Judge of the Western Cape Division of the High Court
- In office 1999–2011

Personal details
- Born: 8 February 1936 Cape Town, South Africa
- Died: 26 February 2017 (aged 81) Crawford, Cape Town, South Africa
- Alma mater: University of Cape Town
- Profession: Attorney

= Essa Moosa =

Former Supreme Court judge in South Africa

Essa Moosa (8 February 1936 – 26 February 2017) was a judge in the Supreme Court of South Africa. During the apartheid era, he was active as a lawyer defending political detainees, and was a founding member of the anti-apartheid National Association of Democratic Lawyers (Nadel).

==Biography==
Moosa was born in Cape Town and was educated at Athlone High School where he matriculated in 1954. He obtained a Diploma in Law at the University of Cape Town in 1960, after which he was admitted as an attorney in 1962. His career as a judge started in 1998 when he acted as a judge, first at the Free State Division and then the Western Cape Division. In 1997, he got involved supporting the Kurdish freedom movement and encouraged several politicians of the African National Congress (ANC) to take part in the Musa Anter peace train.

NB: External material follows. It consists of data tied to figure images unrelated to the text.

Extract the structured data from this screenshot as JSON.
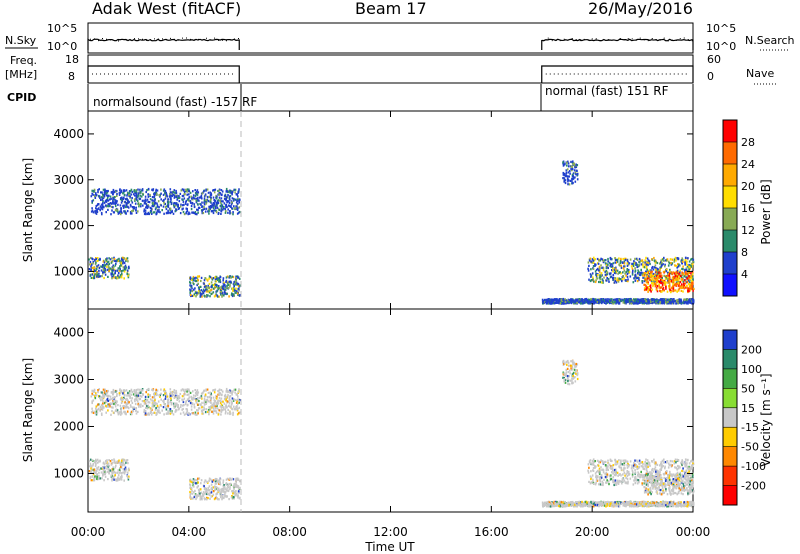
{
  "header": {
    "radar": "Adak West (fitACF)",
    "beam": "Beam 17",
    "date": "26/May/2016"
  },
  "status_panels": {
    "nsky_label": "N.Sky",
    "nsearch_label": "N.Search",
    "freq_label_1": "Freq.",
    "freq_label_2": "[MHz]",
    "nave_label": "Nave",
    "cpid_label": "CPID",
    "noise_ticks_left": [
      "10^5",
      "10^0"
    ],
    "noise_ticks_right": [
      "10^5",
      "10^0"
    ],
    "freq_ticks_left": [
      "18",
      "8"
    ],
    "nave_ticks_right": [
      "60",
      "0"
    ],
    "cpid_segments": [
      {
        "text": "normalsound (fast) -157 RF",
        "start_h": 0,
        "end_h": 6
      },
      {
        "text": "normal (fast) 151 RF",
        "start_h": 18,
        "end_h": 24
      }
    ]
  },
  "chart_data": [
    {
      "type": "heatmap",
      "panel": "power",
      "xlabel": "",
      "ylabel": "Slant Range [km]",
      "xlim": [
        0,
        24
      ],
      "ylim": [
        180,
        4500
      ],
      "y_ticks": [
        1000,
        2000,
        3000,
        4000
      ],
      "colorbar": {
        "label": "Power [dB]",
        "ticks": [
          "28",
          "24",
          "20",
          "16",
          "12",
          "8",
          "4"
        ],
        "colors": [
          "#ff0000",
          "#ff6a00",
          "#ffaa00",
          "#ffdd00",
          "#88aa55",
          "#2a8a6a",
          "#1f3fcc",
          "#1010ff"
        ]
      },
      "data_windows_h": [
        [
          0,
          6
        ],
        [
          18,
          24
        ]
      ],
      "echo_regions": [
        {
          "t_start": 0.1,
          "t_end": 6.0,
          "r_low": 2250,
          "r_high": 2800,
          "level": "low"
        },
        {
          "t_start": 0.0,
          "t_end": 1.6,
          "r_low": 850,
          "r_high": 1300,
          "level": "mid"
        },
        {
          "t_start": 4.0,
          "t_end": 6.0,
          "r_low": 450,
          "r_high": 900,
          "level": "mid"
        },
        {
          "t_start": 18.0,
          "t_end": 24.0,
          "r_low": 300,
          "r_high": 400,
          "level": "low"
        },
        {
          "t_start": 19.8,
          "t_end": 24.0,
          "r_low": 750,
          "r_high": 1300,
          "level": "mid"
        },
        {
          "t_start": 22.0,
          "t_end": 24.0,
          "r_low": 550,
          "r_high": 1000,
          "level": "high"
        },
        {
          "t_start": 18.8,
          "t_end": 19.4,
          "r_low": 2900,
          "r_high": 3400,
          "level": "low"
        }
      ]
    },
    {
      "type": "heatmap",
      "panel": "velocity",
      "xlabel": "Time UT",
      "ylabel": "Slant Range [km]",
      "xlim": [
        0,
        24
      ],
      "ylim": [
        180,
        4500
      ],
      "y_ticks": [
        1000,
        2000,
        3000,
        4000
      ],
      "x_ticks": [
        "00:00",
        "04:00",
        "08:00",
        "12:00",
        "16:00",
        "20:00",
        "00:00"
      ],
      "colorbar": {
        "label": "Velocity [m s⁻¹]",
        "ticks": [
          "200",
          "100",
          "50",
          "15",
          "-15",
          "-50",
          "-100",
          "-200"
        ],
        "colors": [
          "#1f3fcc",
          "#2a8a6a",
          "#44aa44",
          "#88dd33",
          "#c8c8c8",
          "#ffcc00",
          "#ff8800",
          "#ff3300",
          "#ff0000"
        ]
      },
      "data_windows_h": [
        [
          0,
          6
        ],
        [
          18,
          24
        ]
      ]
    }
  ]
}
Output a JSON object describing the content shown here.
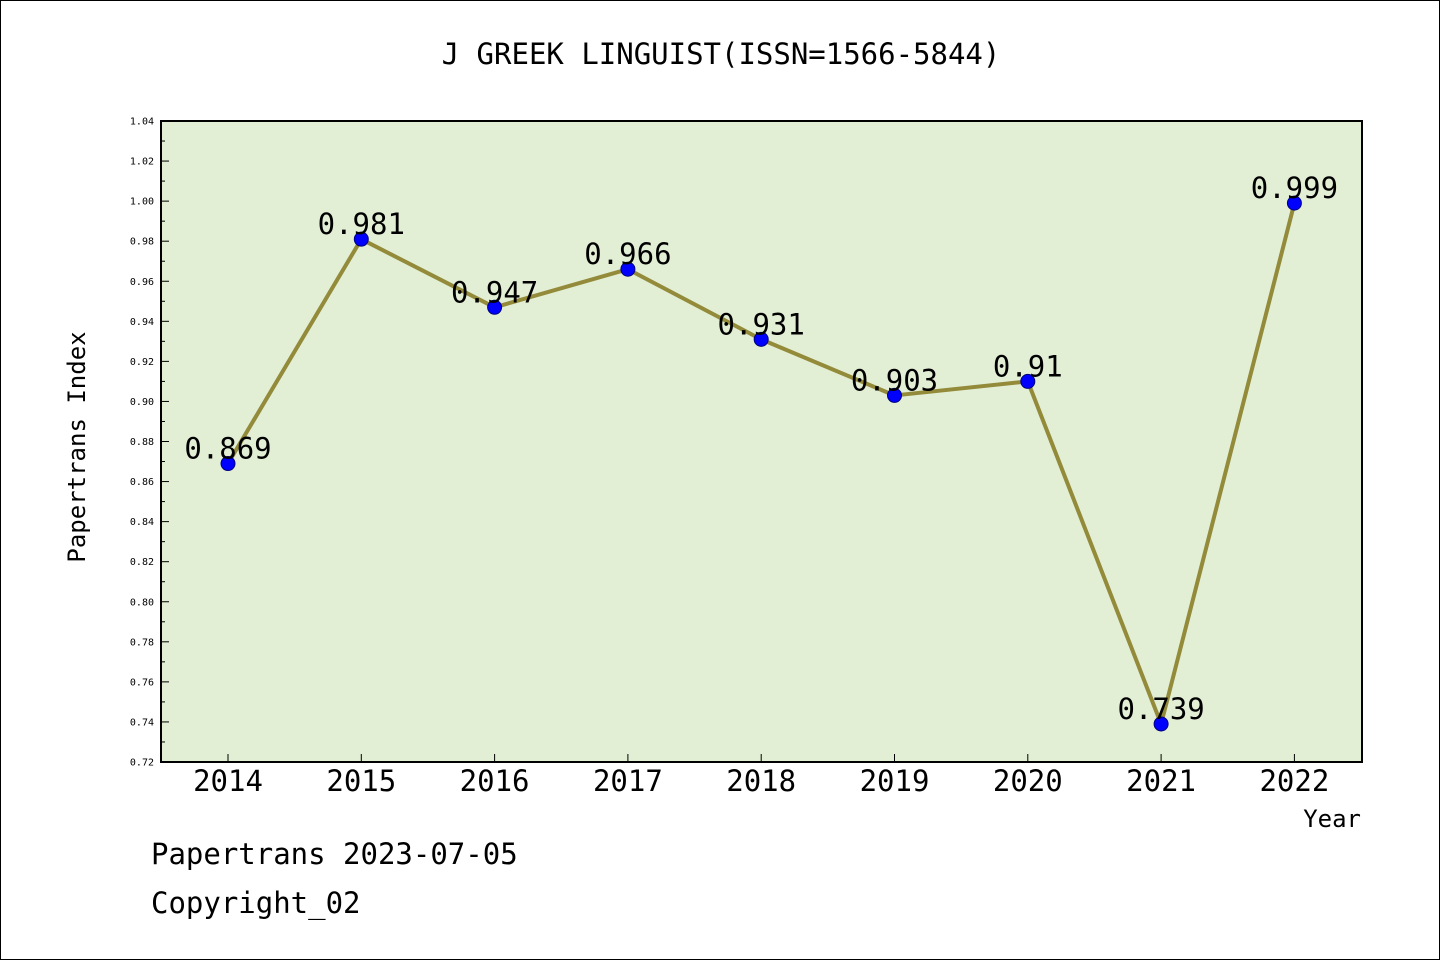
{
  "chart_title": "J GREEK LINGUIST(ISSN=1566-5844)",
  "footer": {
    "line1": "Papertrans 2023-07-05",
    "line2": "Copyright_02"
  },
  "chart_data": {
    "type": "line",
    "title": "J GREEK LINGUIST(ISSN=1566-5844)",
    "xlabel": "Year",
    "ylabel": "Papertrans Index",
    "categories": [
      "2014",
      "2015",
      "2016",
      "2017",
      "2018",
      "2019",
      "2020",
      "2021",
      "2022"
    ],
    "series": [
      {
        "values": [
          0.869,
          0.981,
          0.947,
          0.966,
          0.931,
          0.903,
          0.91,
          0.739,
          0.999
        ],
        "data_labels": [
          "0.869",
          "0.981",
          "0.947",
          "0.966",
          "0.931",
          "0.903",
          "0.91",
          "0.739",
          "0.999"
        ]
      }
    ],
    "ylim": [
      0.72,
      1.04
    ],
    "yticks": [
      "0.72",
      "0.74",
      "0.76",
      "0.78",
      "0.80",
      "0.82",
      "0.84",
      "0.86",
      "0.88",
      "0.90",
      "0.92",
      "0.94",
      "0.96",
      "0.98",
      "1.00",
      "1.02",
      "1.04"
    ],
    "grid": false,
    "legend": "none",
    "colors": {
      "plot_background": "#e2efd5",
      "line": "#938a3a",
      "marker": "#0000ff"
    }
  }
}
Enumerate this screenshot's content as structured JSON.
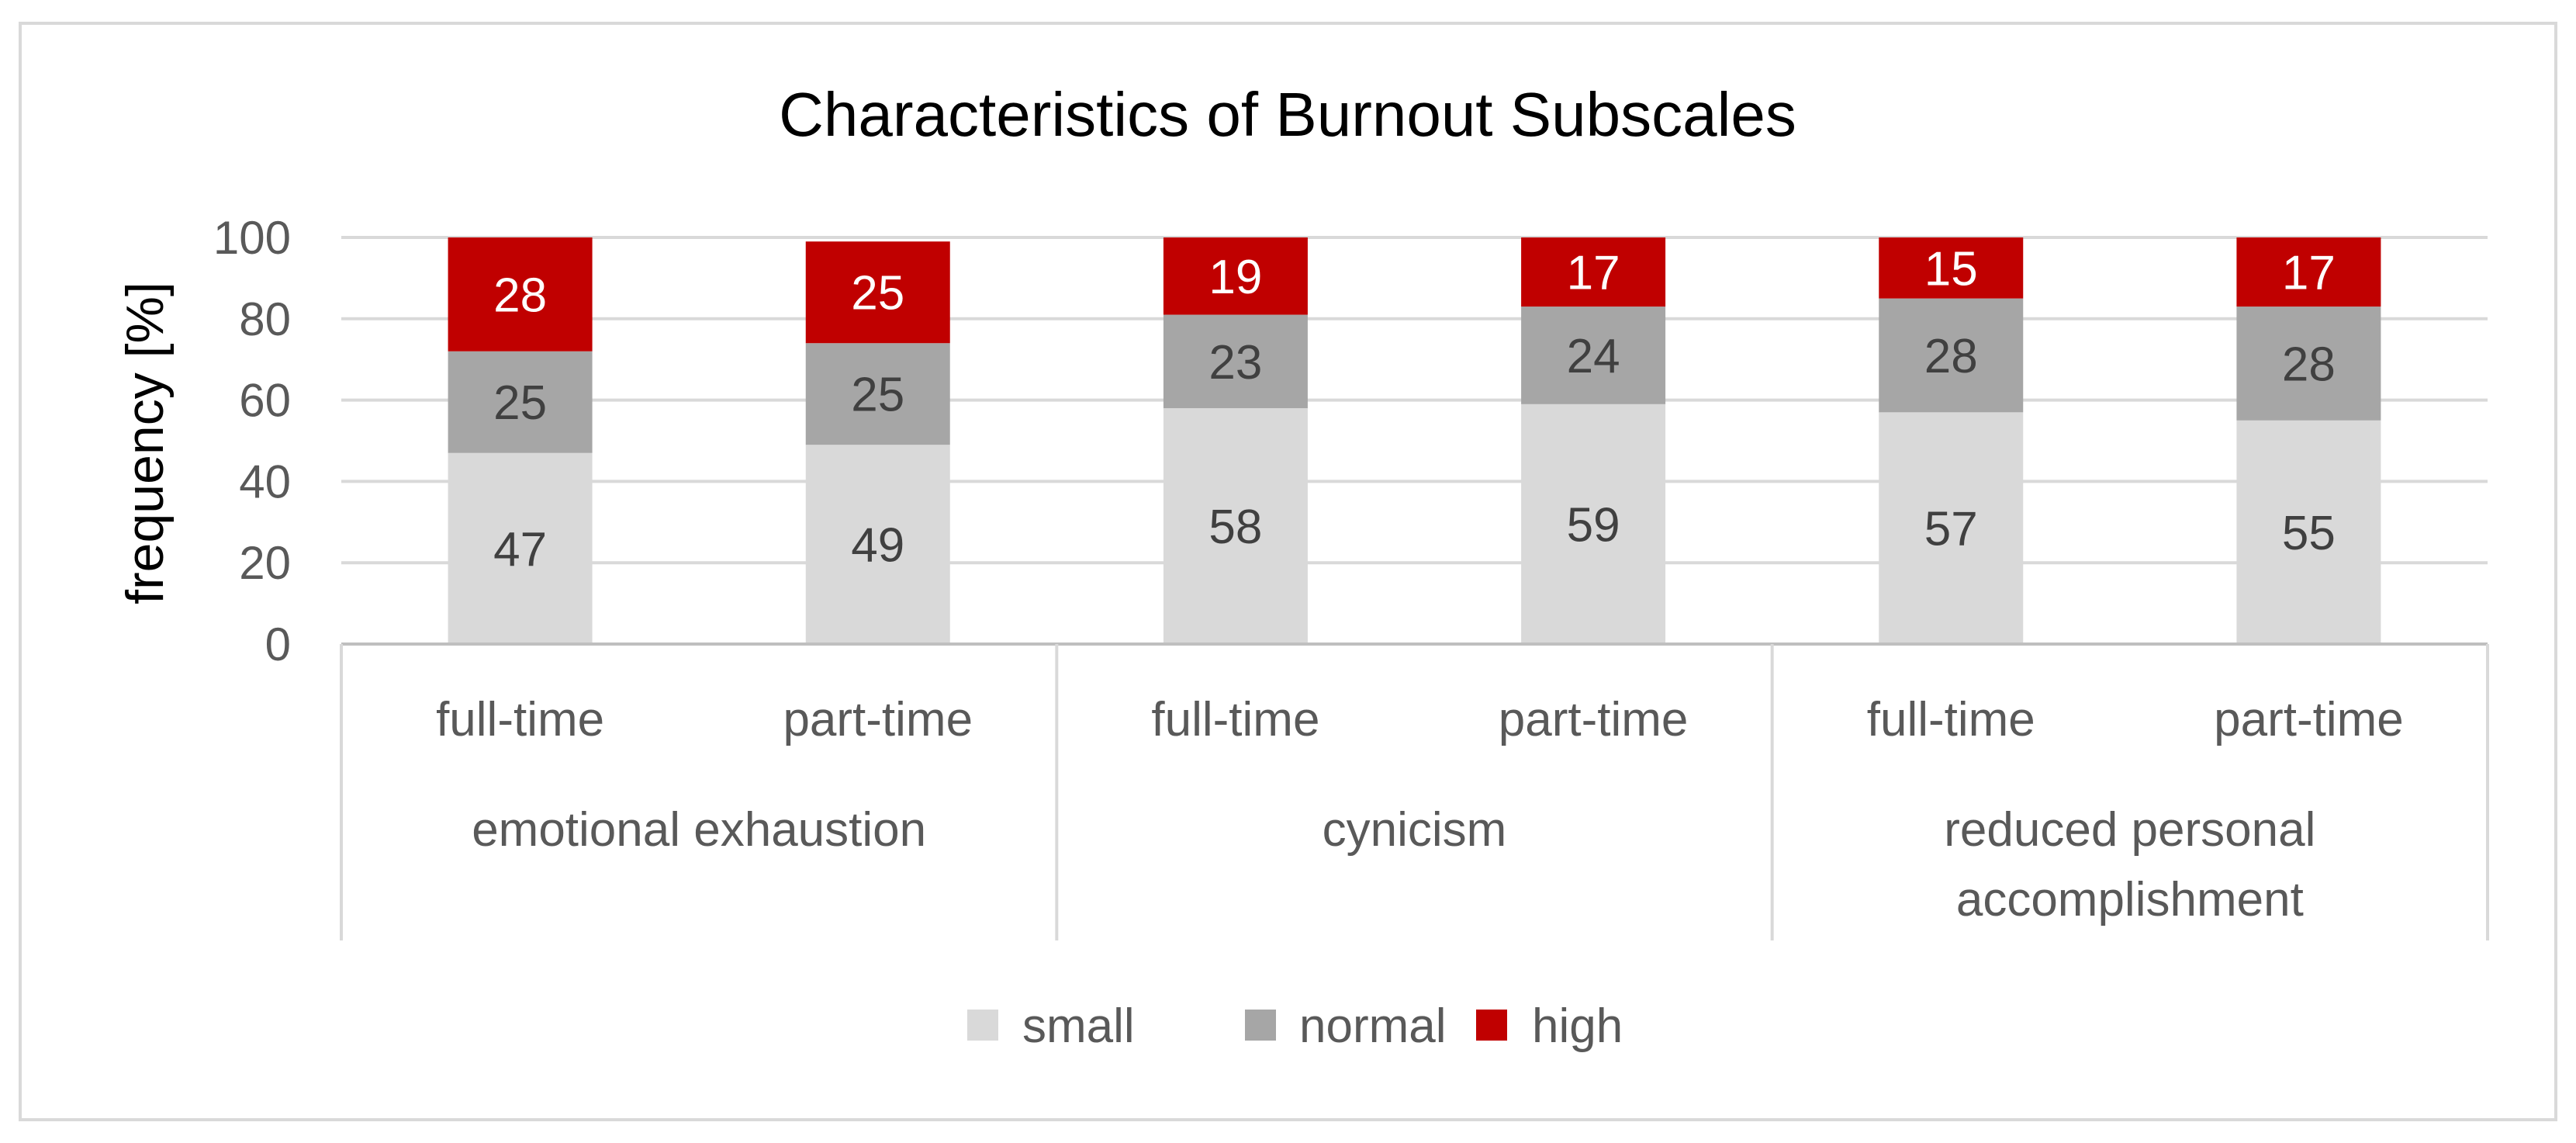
{
  "chart_data": {
    "type": "bar",
    "stacked": true,
    "title": "Characteristics of Burnout Subscales",
    "ylabel": "frequency [%]",
    "xlabel": "",
    "ylim": [
      0,
      100
    ],
    "yticks": [
      0,
      20,
      40,
      60,
      80,
      100
    ],
    "grid": true,
    "legend_position": "bottom",
    "groups": [
      {
        "label": "emotional exhaustion",
        "categories": [
          "full-time",
          "part-time"
        ]
      },
      {
        "label": "cynicism",
        "categories": [
          "full-time",
          "part-time"
        ]
      },
      {
        "label": "reduced personal accomplishment",
        "label_lines": [
          "reduced personal",
          "accomplishment"
        ],
        "categories": [
          "full-time",
          "part-time"
        ]
      }
    ],
    "series": [
      {
        "name": "small",
        "color": "#d9d9d9",
        "label_color": "#404040",
        "values": [
          47,
          49,
          58,
          59,
          57,
          55
        ]
      },
      {
        "name": "normal",
        "color": "#a6a6a6",
        "label_color": "#404040",
        "values": [
          25,
          25,
          23,
          24,
          28,
          28
        ]
      },
      {
        "name": "high",
        "color": "#c00000",
        "label_color": "#ffffff",
        "values": [
          28,
          25,
          19,
          17,
          15,
          17
        ]
      }
    ]
  }
}
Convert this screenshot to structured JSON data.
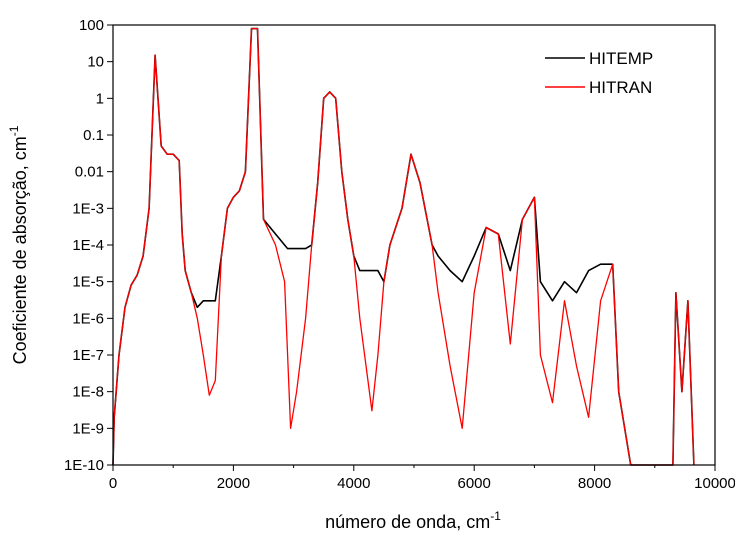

He was permanently appointed to the Cape bench on 18 May 1999.

Moosa was actively involved in human rights issues and represented the United Democratic Front and the African National Congress in a number of cases. He was also a member of the ANC Constitutional Committee.

In 2004 he was awarded the Order of the Disa by the Western Cape Province. He died on February 26, 2017.